Proprio così: ancora oggi, la parola “ambientalista” è un'etichetta politica, automaticamente associata per luogo comune al movimento dei Verdi o più in generale alla sinistra.
Ciò è un controsenso, perché l'ambiente che ci circonda è il Grande Fratello che non ci chiede tessere e che ci permette di vivere. E ciascuno di noi, nei limiti delle proprie possibilità, dovrebbe avere a cuore il suo rispetto e la sua tutela.
Dovremmo essere tutti “ambientalisti”, come atteggiamento mentale e come espressione naturale dei nostri comportamenti. La politica non c'entra. Anzi, c'entra ma solo nella misura in cui traduce in atti amministrativi le istanze di una coscienza ecologica che deve partire dal basso. Ma non è possibile etichettare il nostro rapporto con la natura in base alle ideologie di appartenenza. Sarebbe come dire che la qualità dell'aria che respiriamo (grazie anche al lavoro instancabile dei soliti alberi) e la salvaguardia del nostro habitat sono materie da programma di coalizione.
Certamente nel mondo qualcosa sta cambiando, anche se il concetto di “transizione ecologica” è ancora lungi dall'occupare i nostri pensieri al nostro risveglio alla mattina.
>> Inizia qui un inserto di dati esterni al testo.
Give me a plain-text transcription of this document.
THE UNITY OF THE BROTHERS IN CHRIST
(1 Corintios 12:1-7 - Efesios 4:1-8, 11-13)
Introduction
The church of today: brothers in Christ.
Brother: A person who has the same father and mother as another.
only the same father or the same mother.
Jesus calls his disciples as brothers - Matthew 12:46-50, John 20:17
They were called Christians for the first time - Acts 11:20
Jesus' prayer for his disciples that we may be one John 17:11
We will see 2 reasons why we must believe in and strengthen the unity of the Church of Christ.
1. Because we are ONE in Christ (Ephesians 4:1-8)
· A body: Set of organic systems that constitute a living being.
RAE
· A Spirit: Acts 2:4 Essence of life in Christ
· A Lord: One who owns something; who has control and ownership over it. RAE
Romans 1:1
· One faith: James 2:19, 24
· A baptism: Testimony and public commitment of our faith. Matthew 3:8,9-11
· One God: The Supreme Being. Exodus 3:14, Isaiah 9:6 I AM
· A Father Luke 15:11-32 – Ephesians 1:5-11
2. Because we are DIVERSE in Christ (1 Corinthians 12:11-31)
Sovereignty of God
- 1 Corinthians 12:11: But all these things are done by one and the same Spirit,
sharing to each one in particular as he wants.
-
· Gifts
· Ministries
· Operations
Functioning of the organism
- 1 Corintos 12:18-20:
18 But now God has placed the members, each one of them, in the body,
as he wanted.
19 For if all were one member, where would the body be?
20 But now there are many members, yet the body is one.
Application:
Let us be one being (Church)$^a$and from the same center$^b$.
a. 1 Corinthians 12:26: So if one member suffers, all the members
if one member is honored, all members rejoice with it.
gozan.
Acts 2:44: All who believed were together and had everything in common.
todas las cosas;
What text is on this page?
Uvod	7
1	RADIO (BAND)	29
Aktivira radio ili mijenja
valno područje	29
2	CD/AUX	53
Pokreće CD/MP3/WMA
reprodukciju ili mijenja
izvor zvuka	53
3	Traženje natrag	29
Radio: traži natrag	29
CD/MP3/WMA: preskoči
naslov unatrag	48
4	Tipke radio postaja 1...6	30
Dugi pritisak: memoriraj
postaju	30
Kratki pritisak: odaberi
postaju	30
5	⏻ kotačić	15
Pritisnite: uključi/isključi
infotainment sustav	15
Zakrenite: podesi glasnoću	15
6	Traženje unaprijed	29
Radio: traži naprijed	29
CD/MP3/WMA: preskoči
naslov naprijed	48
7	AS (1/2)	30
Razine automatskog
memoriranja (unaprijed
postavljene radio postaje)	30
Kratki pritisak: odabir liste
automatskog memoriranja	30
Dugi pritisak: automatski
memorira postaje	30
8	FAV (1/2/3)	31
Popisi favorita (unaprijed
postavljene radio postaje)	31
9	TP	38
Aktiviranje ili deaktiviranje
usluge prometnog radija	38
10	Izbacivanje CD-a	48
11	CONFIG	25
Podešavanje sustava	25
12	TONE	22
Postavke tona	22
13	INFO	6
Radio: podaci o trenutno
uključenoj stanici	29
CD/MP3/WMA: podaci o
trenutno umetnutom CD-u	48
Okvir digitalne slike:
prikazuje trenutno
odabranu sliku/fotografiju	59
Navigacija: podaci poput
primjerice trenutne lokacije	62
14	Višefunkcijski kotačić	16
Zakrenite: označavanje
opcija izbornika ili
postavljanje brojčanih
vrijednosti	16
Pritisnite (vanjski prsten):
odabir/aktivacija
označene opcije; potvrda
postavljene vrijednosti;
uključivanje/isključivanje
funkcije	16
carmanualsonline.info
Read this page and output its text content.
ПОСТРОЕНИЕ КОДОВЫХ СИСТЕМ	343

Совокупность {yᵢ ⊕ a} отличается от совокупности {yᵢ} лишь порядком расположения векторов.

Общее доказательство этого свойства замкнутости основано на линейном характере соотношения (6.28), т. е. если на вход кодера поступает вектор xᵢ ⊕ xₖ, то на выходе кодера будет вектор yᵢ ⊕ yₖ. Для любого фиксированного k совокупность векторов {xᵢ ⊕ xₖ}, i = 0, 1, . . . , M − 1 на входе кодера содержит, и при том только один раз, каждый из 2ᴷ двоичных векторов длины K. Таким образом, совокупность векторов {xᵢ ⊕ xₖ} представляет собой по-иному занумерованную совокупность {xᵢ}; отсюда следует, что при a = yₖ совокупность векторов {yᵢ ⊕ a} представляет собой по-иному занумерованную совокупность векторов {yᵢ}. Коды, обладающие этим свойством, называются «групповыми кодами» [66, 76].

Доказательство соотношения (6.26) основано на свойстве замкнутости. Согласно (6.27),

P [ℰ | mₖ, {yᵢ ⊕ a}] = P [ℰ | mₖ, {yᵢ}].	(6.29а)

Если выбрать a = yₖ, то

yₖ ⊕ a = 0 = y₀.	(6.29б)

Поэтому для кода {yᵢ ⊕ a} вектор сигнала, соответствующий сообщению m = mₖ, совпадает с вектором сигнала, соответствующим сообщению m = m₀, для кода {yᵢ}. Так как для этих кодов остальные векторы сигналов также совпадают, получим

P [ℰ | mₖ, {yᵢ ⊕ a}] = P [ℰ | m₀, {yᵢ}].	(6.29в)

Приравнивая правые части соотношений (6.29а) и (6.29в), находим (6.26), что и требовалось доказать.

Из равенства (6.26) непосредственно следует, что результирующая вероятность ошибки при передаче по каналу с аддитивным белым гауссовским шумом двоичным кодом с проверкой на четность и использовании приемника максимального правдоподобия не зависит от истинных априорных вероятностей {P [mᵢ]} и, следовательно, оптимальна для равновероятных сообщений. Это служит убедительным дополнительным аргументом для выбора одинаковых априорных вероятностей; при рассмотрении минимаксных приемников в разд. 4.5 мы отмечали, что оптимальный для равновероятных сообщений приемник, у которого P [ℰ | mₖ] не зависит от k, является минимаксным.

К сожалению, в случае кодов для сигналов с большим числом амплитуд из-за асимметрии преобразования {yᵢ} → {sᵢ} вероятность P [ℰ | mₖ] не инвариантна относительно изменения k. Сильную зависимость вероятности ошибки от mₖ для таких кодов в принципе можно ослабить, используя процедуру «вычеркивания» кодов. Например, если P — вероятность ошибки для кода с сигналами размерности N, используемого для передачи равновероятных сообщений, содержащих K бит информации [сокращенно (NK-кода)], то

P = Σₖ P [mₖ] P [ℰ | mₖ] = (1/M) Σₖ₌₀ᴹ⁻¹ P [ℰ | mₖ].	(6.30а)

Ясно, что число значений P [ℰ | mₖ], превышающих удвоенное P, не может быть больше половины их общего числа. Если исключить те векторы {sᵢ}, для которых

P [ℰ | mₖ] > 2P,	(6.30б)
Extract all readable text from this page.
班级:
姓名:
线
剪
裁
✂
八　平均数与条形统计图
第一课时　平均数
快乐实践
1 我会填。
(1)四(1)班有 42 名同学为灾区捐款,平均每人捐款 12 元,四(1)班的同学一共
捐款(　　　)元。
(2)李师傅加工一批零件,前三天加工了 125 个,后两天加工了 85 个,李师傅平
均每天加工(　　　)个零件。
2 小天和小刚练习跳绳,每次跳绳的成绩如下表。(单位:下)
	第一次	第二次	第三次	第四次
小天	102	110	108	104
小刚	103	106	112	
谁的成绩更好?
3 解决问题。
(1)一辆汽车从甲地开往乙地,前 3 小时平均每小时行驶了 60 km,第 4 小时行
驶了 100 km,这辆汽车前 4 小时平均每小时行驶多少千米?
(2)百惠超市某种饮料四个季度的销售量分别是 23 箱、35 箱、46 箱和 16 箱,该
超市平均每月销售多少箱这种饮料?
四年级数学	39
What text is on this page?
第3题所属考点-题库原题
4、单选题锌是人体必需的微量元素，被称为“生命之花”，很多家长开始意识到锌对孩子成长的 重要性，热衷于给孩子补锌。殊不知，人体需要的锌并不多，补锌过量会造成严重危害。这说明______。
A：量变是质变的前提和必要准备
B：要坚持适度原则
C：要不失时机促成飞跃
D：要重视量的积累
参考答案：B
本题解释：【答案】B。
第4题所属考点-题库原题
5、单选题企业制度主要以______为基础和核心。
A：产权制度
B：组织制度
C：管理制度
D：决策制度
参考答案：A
Non sono più di moda, come lo sono stati anche a Bassano, i “Fridays for Future”, sostituiti da oltre un anno a questa parte dal più inquietante “Covid for Today”.
Ma dovrà venire prima o poi il momento in cui potremo e dovremo dedicare attenzione alle dinamiche, finalmente partecipate, di costruzione di una città più sana e non solo alla condanna a morte di un albero malato.